European investment grade corporate bonds ended the month higher, outperforming their US counterparts.

High yield debt on both sides of the Atlantic fell as concerns intensified over rising default risks at a time when banks are tightening lending standards. Moody’s expects default rates in the speculative grade corporate debt market to rise to 9.1 per cent in the US and 5.5 per cent in Europe from 8.7 per cent and 3.4 per cent respectively.

The dollar was stronger against most developed and emerging currencies, except the Japanese yen and Chinese renminbi which eked out some gains. Sterling lost more than 3 per cent against the US currency as the chances of Britain leaving the European Union without a trade deal appear to have risen as negotiations between London and Brussels continue without a clear resolution in sight.
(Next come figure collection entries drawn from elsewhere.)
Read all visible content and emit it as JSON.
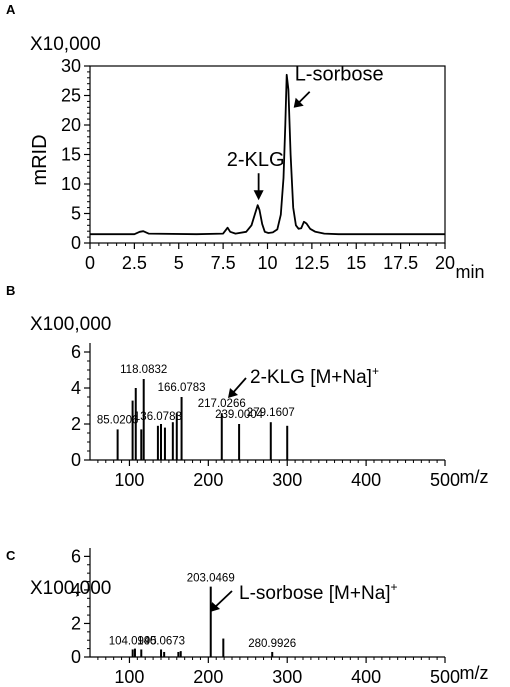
{
  "chart_data": [
    {
      "panel": "A",
      "type": "line",
      "multiplier_label": "X10,000",
      "ylabel": "mRID",
      "xunit": "min",
      "xlim": [
        0,
        20
      ],
      "ylim": [
        0,
        30
      ],
      "x_ticks": [
        "0",
        "2.5",
        "5",
        "7.5",
        "10",
        "12.5",
        "15",
        "17.5",
        "20"
      ],
      "y_ticks": [
        "0",
        "5",
        "10",
        "15",
        "20",
        "25",
        "30"
      ],
      "x_tick_values": [
        0,
        2.5,
        5,
        7.5,
        10,
        12.5,
        15,
        17.5,
        20
      ],
      "y_tick_values": [
        0,
        5,
        10,
        15,
        20,
        25,
        30
      ],
      "series": [
        {
          "x": [
            0.0,
            2.5,
            2.8,
            3.0,
            3.3,
            6.0,
            7.5,
            7.75,
            7.9,
            8.2,
            8.8,
            9.1,
            9.3,
            9.45,
            9.55,
            9.7,
            9.85,
            10.05,
            10.3,
            10.55,
            10.75,
            10.9,
            11.0,
            11.08,
            11.18,
            11.3,
            11.45,
            11.6,
            11.75,
            11.9,
            12.05,
            12.2,
            12.4,
            12.7,
            13.2,
            14.0,
            15.0,
            17.5,
            20.0
          ],
          "y": [
            1.5,
            1.5,
            1.9,
            2.0,
            1.6,
            1.5,
            1.6,
            2.6,
            1.9,
            1.6,
            1.9,
            3.0,
            5.0,
            6.4,
            5.6,
            3.2,
            1.9,
            1.7,
            1.8,
            2.3,
            4.8,
            11.0,
            20.0,
            28.5,
            26.0,
            15.0,
            6.0,
            3.0,
            2.4,
            2.5,
            3.6,
            3.3,
            2.4,
            1.9,
            1.6,
            1.5,
            1.5,
            1.5,
            1.5
          ]
        }
      ],
      "annotations": [
        {
          "text": "2-KLG",
          "x": 9.5,
          "y": 6.4
        },
        {
          "text": "L-sorbose",
          "x": 11.25,
          "y": 27.0
        }
      ]
    },
    {
      "panel": "B",
      "type": "bar",
      "multiplier_label": "X100,000",
      "xunit": "m/z",
      "xlim": [
        50,
        500
      ],
      "ylim": [
        0,
        6.5
      ],
      "x_ticks": [
        "100",
        "200",
        "300",
        "400",
        "500"
      ],
      "y_ticks": [
        "0",
        "2",
        "4",
        "6"
      ],
      "x_tick_values": [
        100,
        200,
        300,
        400,
        500
      ],
      "y_tick_values": [
        0,
        2,
        4,
        6
      ],
      "peaks": {
        "x": [
          85.0206,
          104,
          108,
          115,
          118.0832,
          136.0783,
          140,
          145,
          155,
          160,
          166.0783,
          217.0266,
          239.0004,
          279.1607,
          300
        ],
        "y": [
          1.7,
          3.3,
          4.0,
          1.7,
          4.5,
          1.9,
          2.0,
          1.8,
          2.1,
          2.6,
          3.5,
          2.6,
          2.0,
          2.1,
          1.9
        ]
      },
      "peak_labels": [
        {
          "text": "85.0206",
          "x": 85.0206
        },
        {
          "text": "118.0832",
          "x": 118.0832
        },
        {
          "text": "136.0783",
          "x": 136.0783
        },
        {
          "text": "166.0783",
          "x": 166.0783
        },
        {
          "text": "217.0266",
          "x": 217.0266
        },
        {
          "text": "239.0004",
          "x": 239.0004
        },
        {
          "text": "279.1607",
          "x": 279.1607
        }
      ],
      "annotation": {
        "main": "2-KLG [M+Na]",
        "sup": "+"
      }
    },
    {
      "panel": "C",
      "type": "bar",
      "multiplier_label": "X100,000",
      "xunit": "m/z",
      "xlim": [
        50,
        500
      ],
      "ylim": [
        0,
        6.5
      ],
      "x_ticks": [
        "100",
        "200",
        "300",
        "400",
        "500"
      ],
      "y_ticks": [
        "0",
        "2",
        "4",
        "6"
      ],
      "x_tick_values": [
        100,
        200,
        300,
        400,
        500
      ],
      "y_tick_values": [
        0,
        2,
        4,
        6
      ],
      "peaks": {
        "x": [
          104.0995,
          107,
          115,
          140.0673,
          144,
          162,
          165,
          203.0469,
          219,
          280.9926
        ],
        "y": [
          0.45,
          0.5,
          0.45,
          0.45,
          0.3,
          0.3,
          0.35,
          4.2,
          1.1,
          0.3
        ]
      },
      "peak_labels": [
        {
          "text": "104.0995",
          "x": 104.0995
        },
        {
          "text": "140.0673",
          "x": 140.0673
        },
        {
          "text": "203.0469",
          "x": 203.0469
        },
        {
          "text": "280.9926",
          "x": 280.9926
        }
      ],
      "annotation": {
        "main": "L-sorbose [M+Na]",
        "sup": "+"
      }
    }
  ]
}
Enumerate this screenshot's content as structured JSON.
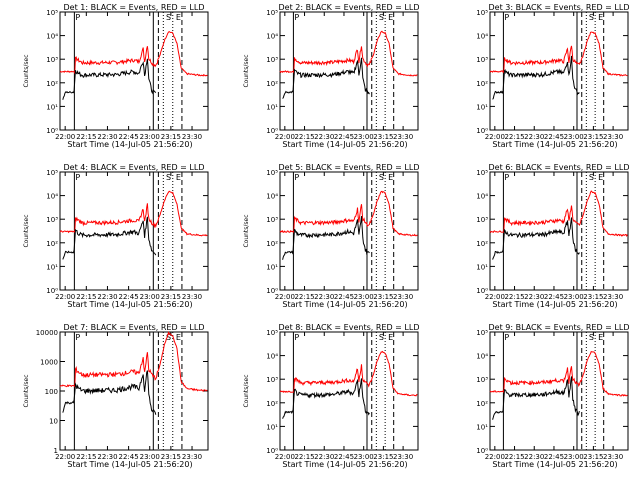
{
  "chart_data": {
    "type": "line",
    "layout": "3x3 grid of log-scale light-curve panels",
    "xlabel": "Start Time (14-Jul-05 21:56:20)",
    "xticks": [
      "22:00",
      "22:15",
      "22:30",
      "22:45",
      "23:00",
      "23:15",
      "23:30"
    ],
    "xlim_minutes_after_start": [
      0,
      105
    ],
    "yscale": "log",
    "colors": {
      "events": "#000000",
      "lld": "#ff0000",
      "background": "#ffffff"
    },
    "interval_markers": [
      "P",
      "S",
      "E"
    ],
    "panels": [
      {
        "title": "Det 1: BLACK = Events, RED = LLD",
        "ylabel": "Counts/sec",
        "ylim": [
          1,
          100000
        ],
        "yticks": [
          "10⁰",
          "10¹",
          "10²",
          "10³",
          "10⁴",
          "10⁵"
        ],
        "evt_base": 40,
        "evt_pre": 40,
        "lld_base": 300,
        "lld_quiet": 700,
        "evt_quiet": 250,
        "lld_peak": 15000
      },
      {
        "title": "Det 2: BLACK = Events, RED = LLD",
        "ylabel": "Counts/sec",
        "ylim": [
          1,
          100000
        ],
        "yticks": [
          "10⁰",
          "10¹",
          "10²",
          "10³",
          "10⁴",
          "10⁵"
        ],
        "evt_base": 40,
        "evt_pre": 40,
        "lld_base": 300,
        "lld_quiet": 700,
        "evt_quiet": 250,
        "lld_peak": 15000
      },
      {
        "title": "Det 3: BLACK = Events, RED = LLD",
        "ylabel": "",
        "ylim": [
          1,
          100000
        ],
        "yticks": [
          "10⁰",
          "10¹",
          "10²",
          "10³",
          "10⁴",
          "10⁵"
        ],
        "evt_base": 40,
        "evt_pre": 40,
        "lld_base": 300,
        "lld_quiet": 700,
        "evt_quiet": 250,
        "lld_peak": 15000
      },
      {
        "title": "Det 4: BLACK = Events, RED = LLD",
        "ylabel": "Counts/sec",
        "ylim": [
          1,
          100000
        ],
        "yticks": [
          "10⁰",
          "10¹",
          "10²",
          "10³",
          "10⁴",
          "10⁵"
        ],
        "evt_base": 40,
        "evt_pre": 40,
        "lld_base": 300,
        "lld_quiet": 700,
        "evt_quiet": 250,
        "lld_peak": 15000
      },
      {
        "title": "Det 5: BLACK = Events, RED = LLD",
        "ylabel": "Counts/sec",
        "ylim": [
          1,
          100000
        ],
        "yticks": [
          "10⁰",
          "10¹",
          "10²",
          "10³",
          "10⁴",
          "10⁵"
        ],
        "evt_base": 40,
        "evt_pre": 40,
        "lld_base": 300,
        "lld_quiet": 700,
        "evt_quiet": 250,
        "lld_peak": 15000
      },
      {
        "title": "Det 6: BLACK = Events, RED = LLD",
        "ylabel": "",
        "ylim": [
          1,
          100000
        ],
        "yticks": [
          "10⁰",
          "10¹",
          "10²",
          "10³",
          "10⁴",
          "10⁵"
        ],
        "evt_base": 40,
        "evt_pre": 40,
        "lld_base": 300,
        "lld_quiet": 700,
        "evt_quiet": 250,
        "lld_peak": 15000
      },
      {
        "title": "Det 7: BLACK = Events, RED = LLD",
        "ylabel": "Counts/sec",
        "ylim": [
          1,
          10000
        ],
        "yticks": [
          "1",
          "10",
          "100",
          "1000",
          "10000"
        ],
        "evt_base": 40,
        "evt_pre": 40,
        "lld_base": 150,
        "lld_quiet": 350,
        "evt_quiet": 120,
        "lld_peak": 9000
      },
      {
        "title": "Det 8: BLACK = Events, RED = LLD",
        "ylabel": "Counts/sec",
        "ylim": [
          1,
          100000
        ],
        "yticks": [
          "10⁰",
          "10¹",
          "10²",
          "10³",
          "10⁴",
          "10⁵"
        ],
        "evt_base": 40,
        "evt_pre": 40,
        "lld_base": 300,
        "lld_quiet": 700,
        "evt_quiet": 250,
        "lld_peak": 15000
      },
      {
        "title": "Det 9: BLACK = Events, RED = LLD",
        "ylabel": "",
        "ylim": [
          1,
          100000
        ],
        "yticks": [
          "10⁰",
          "10¹",
          "10²",
          "10³",
          "10⁴",
          "10⁵"
        ],
        "evt_base": 40,
        "evt_pre": 40,
        "lld_base": 300,
        "lld_quiet": 700,
        "evt_quiet": 250,
        "lld_peak": 15000
      }
    ]
  }
}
Commodity currencies such as the Australian dollar and Russian rouble were also weak with a decline of 3-4 per cent. Gold fell more than 3 per cent as investors took profits after this year’s strong rally. The precious metal is still up 25 per cent since January.


In Brief

barometer october 2020

Asset allocation

We remain neutral in equities and bonds while we keep our overweight stance in Swiss franc and gold.

Equities regions and sectors

We retain a barbell strategy of holding quality defensives and attractive cyclicals.

Fixed income and currencies

Our top picks within fixed income include Chinese renminbi bonds and US investment grade credit.